Der Kleinkrieg um den Friedensnobelpreis

Nobelpreis Hinter der Preisvergabe stehen auch die Interessen der norwegischen Innenpolitik

Das Parlament bestimmt die Mitglieder des Komitees nach Parteiproporz

STOCKHOLM taz | Ein Zugeständnis an China sei das, vermuteten mehrere Medien. Das liberale Dagbladet sprach von „verlorener Ehre“ und einem „Kniefall“ vor Peking. Auf jeden Fall war es ein historisches Ereignis für den Friedensnobelpreis. Im Frühjahr war mit dem Sozialdemokraten Thorbjørn Jagland ein Vorsitzender des Preiskomitees gegen seinen Willen abgesetzt worden. So etwas hatte es in der mehr als einhundertjährigen Geschichte dieses Preises noch nie gegeben.

Die Mitglieder des fünfköpfigen Komitees, das jährlich den Preisträger ermittelt, werden von Norwegens Parlament nach Parteiproporz besetzt.
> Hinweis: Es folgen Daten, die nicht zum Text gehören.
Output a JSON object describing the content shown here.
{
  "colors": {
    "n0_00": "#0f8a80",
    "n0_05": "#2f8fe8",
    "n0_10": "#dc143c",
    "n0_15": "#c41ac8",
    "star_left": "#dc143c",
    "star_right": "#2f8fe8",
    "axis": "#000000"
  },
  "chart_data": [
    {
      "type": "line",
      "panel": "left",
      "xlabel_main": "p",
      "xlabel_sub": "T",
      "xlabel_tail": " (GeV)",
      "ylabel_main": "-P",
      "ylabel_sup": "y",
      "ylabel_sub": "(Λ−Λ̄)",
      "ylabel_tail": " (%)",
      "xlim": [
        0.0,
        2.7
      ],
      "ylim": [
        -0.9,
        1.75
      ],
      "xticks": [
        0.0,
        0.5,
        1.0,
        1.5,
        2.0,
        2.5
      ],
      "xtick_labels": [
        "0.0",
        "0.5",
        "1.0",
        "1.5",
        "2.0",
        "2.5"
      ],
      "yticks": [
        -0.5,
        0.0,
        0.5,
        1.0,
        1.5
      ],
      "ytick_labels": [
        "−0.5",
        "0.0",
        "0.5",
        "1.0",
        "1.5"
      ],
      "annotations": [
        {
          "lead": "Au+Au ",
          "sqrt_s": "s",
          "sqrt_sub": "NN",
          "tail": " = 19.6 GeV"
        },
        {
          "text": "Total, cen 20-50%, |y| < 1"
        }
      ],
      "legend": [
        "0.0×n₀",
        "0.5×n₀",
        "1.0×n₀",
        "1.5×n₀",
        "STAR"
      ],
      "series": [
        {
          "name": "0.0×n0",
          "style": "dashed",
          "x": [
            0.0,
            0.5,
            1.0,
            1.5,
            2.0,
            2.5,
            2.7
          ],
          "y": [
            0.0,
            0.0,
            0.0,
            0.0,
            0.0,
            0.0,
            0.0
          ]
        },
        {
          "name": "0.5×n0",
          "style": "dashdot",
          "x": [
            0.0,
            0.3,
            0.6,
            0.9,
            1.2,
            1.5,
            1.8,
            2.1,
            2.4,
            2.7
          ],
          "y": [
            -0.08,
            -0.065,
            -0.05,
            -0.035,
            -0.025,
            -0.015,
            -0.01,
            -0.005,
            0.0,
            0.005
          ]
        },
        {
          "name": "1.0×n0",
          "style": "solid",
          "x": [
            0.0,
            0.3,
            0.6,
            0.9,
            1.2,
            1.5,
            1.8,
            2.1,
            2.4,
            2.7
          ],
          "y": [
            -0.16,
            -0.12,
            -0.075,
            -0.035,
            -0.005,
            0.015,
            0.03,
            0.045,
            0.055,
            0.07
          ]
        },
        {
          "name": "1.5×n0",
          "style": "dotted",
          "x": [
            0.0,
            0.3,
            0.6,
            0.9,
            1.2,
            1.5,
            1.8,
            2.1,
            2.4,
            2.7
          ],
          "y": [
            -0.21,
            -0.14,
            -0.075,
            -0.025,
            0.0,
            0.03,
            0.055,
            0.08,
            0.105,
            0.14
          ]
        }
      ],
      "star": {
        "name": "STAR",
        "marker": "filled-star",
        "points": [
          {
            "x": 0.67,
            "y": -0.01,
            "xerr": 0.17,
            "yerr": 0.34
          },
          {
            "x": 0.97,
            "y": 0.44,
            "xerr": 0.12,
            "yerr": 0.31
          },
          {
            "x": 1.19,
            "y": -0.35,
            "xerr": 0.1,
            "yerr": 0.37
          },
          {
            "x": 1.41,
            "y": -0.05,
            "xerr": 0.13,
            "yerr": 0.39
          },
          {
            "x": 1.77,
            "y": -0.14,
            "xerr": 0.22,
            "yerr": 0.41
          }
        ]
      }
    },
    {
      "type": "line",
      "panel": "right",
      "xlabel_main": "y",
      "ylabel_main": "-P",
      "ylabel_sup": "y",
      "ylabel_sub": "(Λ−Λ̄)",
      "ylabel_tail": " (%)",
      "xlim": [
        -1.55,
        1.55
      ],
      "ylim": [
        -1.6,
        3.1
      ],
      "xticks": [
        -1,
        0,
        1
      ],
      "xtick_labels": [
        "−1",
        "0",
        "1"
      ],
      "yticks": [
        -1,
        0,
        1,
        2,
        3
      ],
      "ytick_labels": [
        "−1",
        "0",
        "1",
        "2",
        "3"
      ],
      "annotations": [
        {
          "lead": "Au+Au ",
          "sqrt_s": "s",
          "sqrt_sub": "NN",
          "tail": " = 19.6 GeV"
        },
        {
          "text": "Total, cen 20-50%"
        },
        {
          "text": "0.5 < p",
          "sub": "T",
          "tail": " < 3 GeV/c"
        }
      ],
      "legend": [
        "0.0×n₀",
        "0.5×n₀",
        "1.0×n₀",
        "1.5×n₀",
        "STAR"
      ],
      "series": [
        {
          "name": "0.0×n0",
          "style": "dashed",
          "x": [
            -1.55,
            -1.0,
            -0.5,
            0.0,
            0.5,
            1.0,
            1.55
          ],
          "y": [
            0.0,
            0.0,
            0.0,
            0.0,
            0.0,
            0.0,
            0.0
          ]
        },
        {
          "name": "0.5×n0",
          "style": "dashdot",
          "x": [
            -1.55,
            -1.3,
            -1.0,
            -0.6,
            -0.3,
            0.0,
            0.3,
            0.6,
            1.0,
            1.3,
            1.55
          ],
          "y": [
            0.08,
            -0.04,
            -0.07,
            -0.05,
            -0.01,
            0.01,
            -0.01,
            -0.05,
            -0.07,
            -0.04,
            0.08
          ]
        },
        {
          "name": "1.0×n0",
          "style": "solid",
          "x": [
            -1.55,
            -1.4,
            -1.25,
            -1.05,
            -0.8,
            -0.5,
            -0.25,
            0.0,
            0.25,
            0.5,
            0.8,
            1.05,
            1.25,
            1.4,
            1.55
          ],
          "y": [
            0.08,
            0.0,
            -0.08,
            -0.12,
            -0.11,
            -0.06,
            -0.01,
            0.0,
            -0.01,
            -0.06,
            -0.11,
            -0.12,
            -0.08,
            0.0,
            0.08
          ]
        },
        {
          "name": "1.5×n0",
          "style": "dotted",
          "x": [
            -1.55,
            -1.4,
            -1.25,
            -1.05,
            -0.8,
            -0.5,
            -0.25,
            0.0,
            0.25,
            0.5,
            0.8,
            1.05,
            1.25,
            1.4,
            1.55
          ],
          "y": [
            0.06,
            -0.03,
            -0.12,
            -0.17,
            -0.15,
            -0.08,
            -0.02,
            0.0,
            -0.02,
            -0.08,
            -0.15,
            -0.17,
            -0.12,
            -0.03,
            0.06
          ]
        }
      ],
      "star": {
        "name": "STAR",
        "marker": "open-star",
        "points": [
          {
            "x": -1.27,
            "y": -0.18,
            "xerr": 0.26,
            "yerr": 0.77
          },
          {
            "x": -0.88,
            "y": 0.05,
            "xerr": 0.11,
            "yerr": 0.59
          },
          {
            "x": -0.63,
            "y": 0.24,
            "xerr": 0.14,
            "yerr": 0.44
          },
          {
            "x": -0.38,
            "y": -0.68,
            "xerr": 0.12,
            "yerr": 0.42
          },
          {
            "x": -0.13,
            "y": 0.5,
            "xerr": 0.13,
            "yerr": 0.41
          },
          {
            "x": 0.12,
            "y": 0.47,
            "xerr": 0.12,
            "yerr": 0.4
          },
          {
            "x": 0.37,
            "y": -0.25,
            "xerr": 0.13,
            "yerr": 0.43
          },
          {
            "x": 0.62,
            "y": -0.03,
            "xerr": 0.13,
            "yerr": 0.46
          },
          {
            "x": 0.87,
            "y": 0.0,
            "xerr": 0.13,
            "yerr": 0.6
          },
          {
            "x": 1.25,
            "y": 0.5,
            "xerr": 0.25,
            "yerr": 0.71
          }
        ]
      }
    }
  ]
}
Preisstifter Alfred Nobel hatte es so gewollt. Deshalb führen nach Wahlen geänderte Mehrheitsverhältnisse zu Verschiebungen im Komitee. Doch bisher war stets darauf verzichtet worden, dann auch den Vorsitzenden auszuwechseln. Die konservativ-rechtspopulistische Regierung, die in Oslo seit zwei Jahren im Amt ist, änderte das erstmals.

Ein Signal an Peking mit der Hoffnung auf einen Neuanfang für das belastete bilaterale Verhältnis? Man müsse wohl leider konstatieren, dass viele Politiker nicht das Rückgrat hätten, Meinungsfreiheit wirklich zu verteidigen, wobei es „in Teilen der Wirtschaft noch schlimmer aussieht“, kommentierte Dagbladet.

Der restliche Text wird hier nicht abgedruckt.